While there are no shortage of things to point fingers at — mines, refineries, cars (in motion and idling), homes and even bakeries — the solution to our collective problem will not be found by ganging up on any one sector and giving everyone else a pass.

And it won't be solved by any interest group protesting that it should not be expected to change its ways because, all by itself, it won't be enough to solve the problem.

This is the issue, and the realization, that faces the Utah Division of Air Quality as it gathers suggestions from all comers on how it might have a hope of meeting a federal deadline for creating a plan to cut down on a specific form of air pollution.

It's called PM2.5, and Utah is one of 32 areas across the nation that has too much of it in our air to meet federal standards. The PM stands for "particulate matter" and is often, and somewhat imprecisely, described as "soot."

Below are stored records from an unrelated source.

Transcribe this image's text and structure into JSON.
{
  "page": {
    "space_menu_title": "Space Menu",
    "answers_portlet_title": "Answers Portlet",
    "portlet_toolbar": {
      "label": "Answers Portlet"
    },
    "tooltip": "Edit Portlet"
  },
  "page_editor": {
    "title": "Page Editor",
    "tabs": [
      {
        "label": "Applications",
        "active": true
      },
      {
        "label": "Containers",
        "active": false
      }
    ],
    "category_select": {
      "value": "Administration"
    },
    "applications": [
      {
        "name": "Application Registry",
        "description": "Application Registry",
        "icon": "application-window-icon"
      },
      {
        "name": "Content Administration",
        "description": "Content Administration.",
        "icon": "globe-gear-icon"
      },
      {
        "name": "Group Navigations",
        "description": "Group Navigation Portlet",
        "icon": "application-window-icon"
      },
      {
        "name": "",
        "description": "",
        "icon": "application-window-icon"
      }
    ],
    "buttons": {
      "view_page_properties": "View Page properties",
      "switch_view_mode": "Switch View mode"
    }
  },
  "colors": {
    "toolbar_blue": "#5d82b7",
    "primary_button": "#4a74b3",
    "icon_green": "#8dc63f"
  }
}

It is that, as well as dust, dirt, smoke, even some kinds of liquid droplets, some of them microscopic in size, that hang in the air, bake in the sun, aggregate into larger particles and generally mess up the lungs of the young and the old. It is a serious enough threat to public health that the U.S. Environmental Protection Agency has, and can be expected to use, the power to take both federal highway money and the ability to make Clean Air Act permitting decisions away from the state if Utah does not get its environmental house in order. It must have a plan in hand by the end of this year, with a compliance deadline of 2014, which may fall to 2019.

Complaining won't help. Making cracks about federal overreach or states' rights cannot solve the problem. And the best way to avoid greater federal power over what have been state decisions would be to establish that Utah and its many local governments are, indeed, as capable of protecting our own air quality as any federal agency would be.

Something else that won't help will be a snipe hunt for a single action that will bring Utah air quality into compliance. There are so many different sources of PM2.5 emissions that each of them will have to be addressed.

Everything from tougher emissions standards for autos and trucks to new-style household appliances to more stringent regulations for industrial sources such as Kennecott Copper and local oil refineries.

The objection that such standards will kill jobs and hurt the economy is weak, indeed, because nothing is more harmful to any region's economy than air you can't breathe.